All Products
Search
Document Center

MaxCompute:Tables

Last Updated:Jun 02, 2026

PyODPS lets you create, read, write, and delete MaxCompute tables programmatically. You can also manage schemas, partitions, and bulk data transfers through MaxCompute Tunnel.

Prerequisites

Before you begin, ensure that you have:

  • A MaxCompute project

  • PyODPS installed and configured

  • An AccessKey ID and AccessKey secret

  • An initialized MaxCompute entry object (o)

Quick start

Create a table, write data, and read it back:

from odps.models import Schema

# Define columns
schema = Schema.from_lists(['id', 'name'], ['bigint', 'string'])

# Create the table
table = o.create_table('my_table', schema, if_not_exists=True)

# Write records
o.write_table('my_table', [[1, 'Alice'], [2, 'Bob']])

# Read records
for record in o.read_table('my_table'):
    print(record)

API method summary

Operation

Method

Key parameters

Description

List tables

o.list_tables()

prefix, type, extended

List all tables in a project

Check existence

o.exist_table()

table_name

Check whether a table exists

Get table

o.get_table()

table_name, project

Get a table object

Create table

o.create_table()

schema, if_not_exists, lifecycle

Create a table

Write data

o.write_table()

partition, create_partition

Append records to a table

Read data

o.read_table()

partition

Read records from a table

Delete table

o.delete_table()

if_exists

Delete a table

Convert to DataFrame

table.to_df()

Convert a table to a PyODPS DataFrame

Sync metadata

table.reload()

Refresh the local table object from the server

For the full PyODPS method reference, see Method descriptions.

List tables

List all tables in a project:

for table in o.list_tables():
    print(table)

Filter by name prefix:

for table in o.list_tables(prefix="table_prefix"):
    print(table.name)

By default, list_tables() returns only table names. Accessing properties such as table_schema or creation_time triggers additional requests and increases latency.
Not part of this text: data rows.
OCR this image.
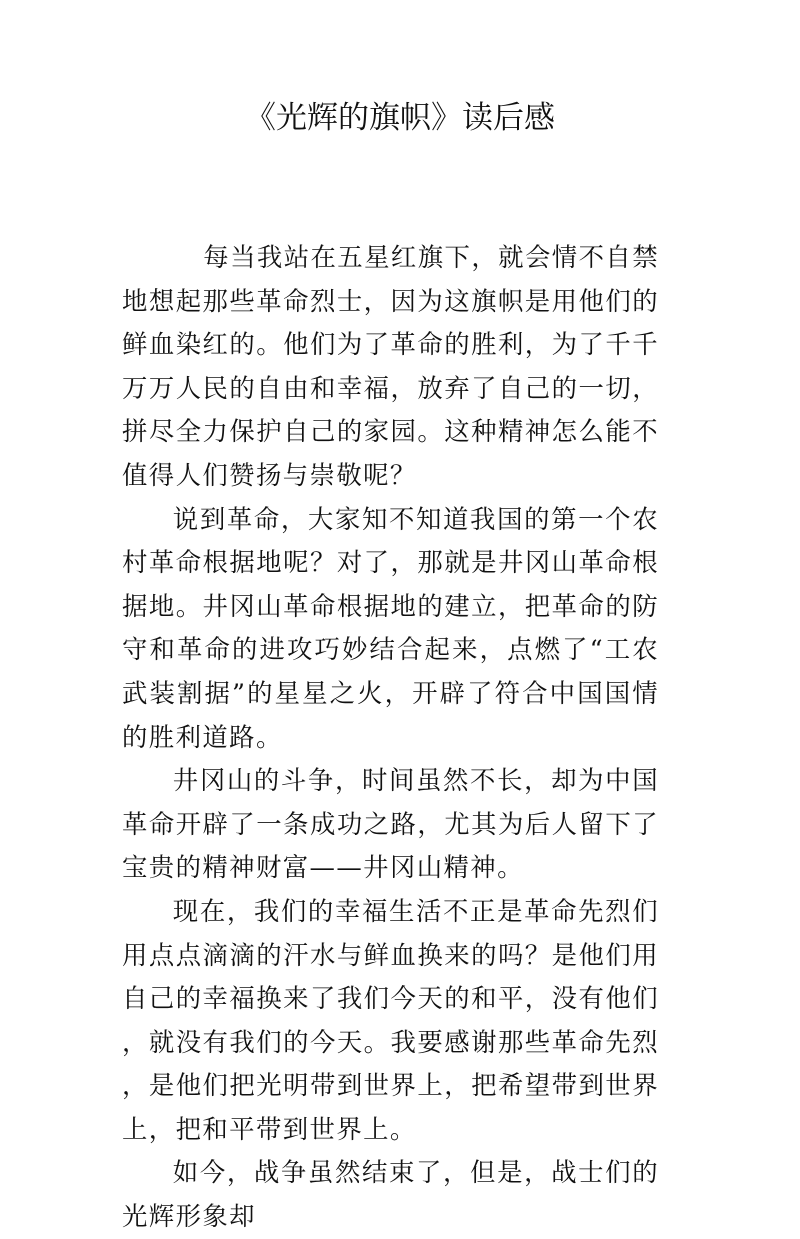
《光辉的旗帜》读后感

每当我站在五星红旗下，就会情不自禁地想起那些革命烈士，因为这旗帜是用他们的鲜血染红的。他们为了革命的胜利，为了千千万万人民的自由和幸福，放弃了自己的一切，拼尽全力保护自己的家园。这种精神怎么能不值得人们赞扬与崇敬呢？

说到革命，大家知不知道我国的第一个农村革命根据地呢？对了，那就是井冈山革命根据地。井冈山革命根据地的建立，把革命的防守和革命的进攻巧妙结合起来，点燃了“工农武装割据”的星星之火，开辟了符合中国国情的胜利道路。

井冈山的斗争，时间虽然不长，却为中国革命开辟了一条成功之路，尤其为后人留下了宝贵的精神财富——井冈山精神。

现在，我们的幸福生活不正是革命先烈们用点点滴滴的汗水与鲜血换来的吗？是他们用自己的幸福换来了我们今天的和平，没有他们，就没有我们的今天。我要感谢那些革命先烈，是他们把光明带到世界上，把希望带到世界上，把和平带到世界上。

如今，战争虽然结束了，但是，战士们的光辉形象却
In PyODPS 0.11.5 and later, pass extended=True to retrieve these properties in a single call:

for table in o.list_tables(extended=True):
    print(table.name, table.creation_time)

Filter by table type:

# Valid types: managed_table, external_table, virtual_view, materialized_view
managed_tables = list(o.list_tables(type="managed_table"))
external_tables = list(o.list_tables(type="external_table"))
virtual_views = list(o.list_tables(type="virtual_view"))
materialized_views = list(o.list_tables(type="materialized_view"))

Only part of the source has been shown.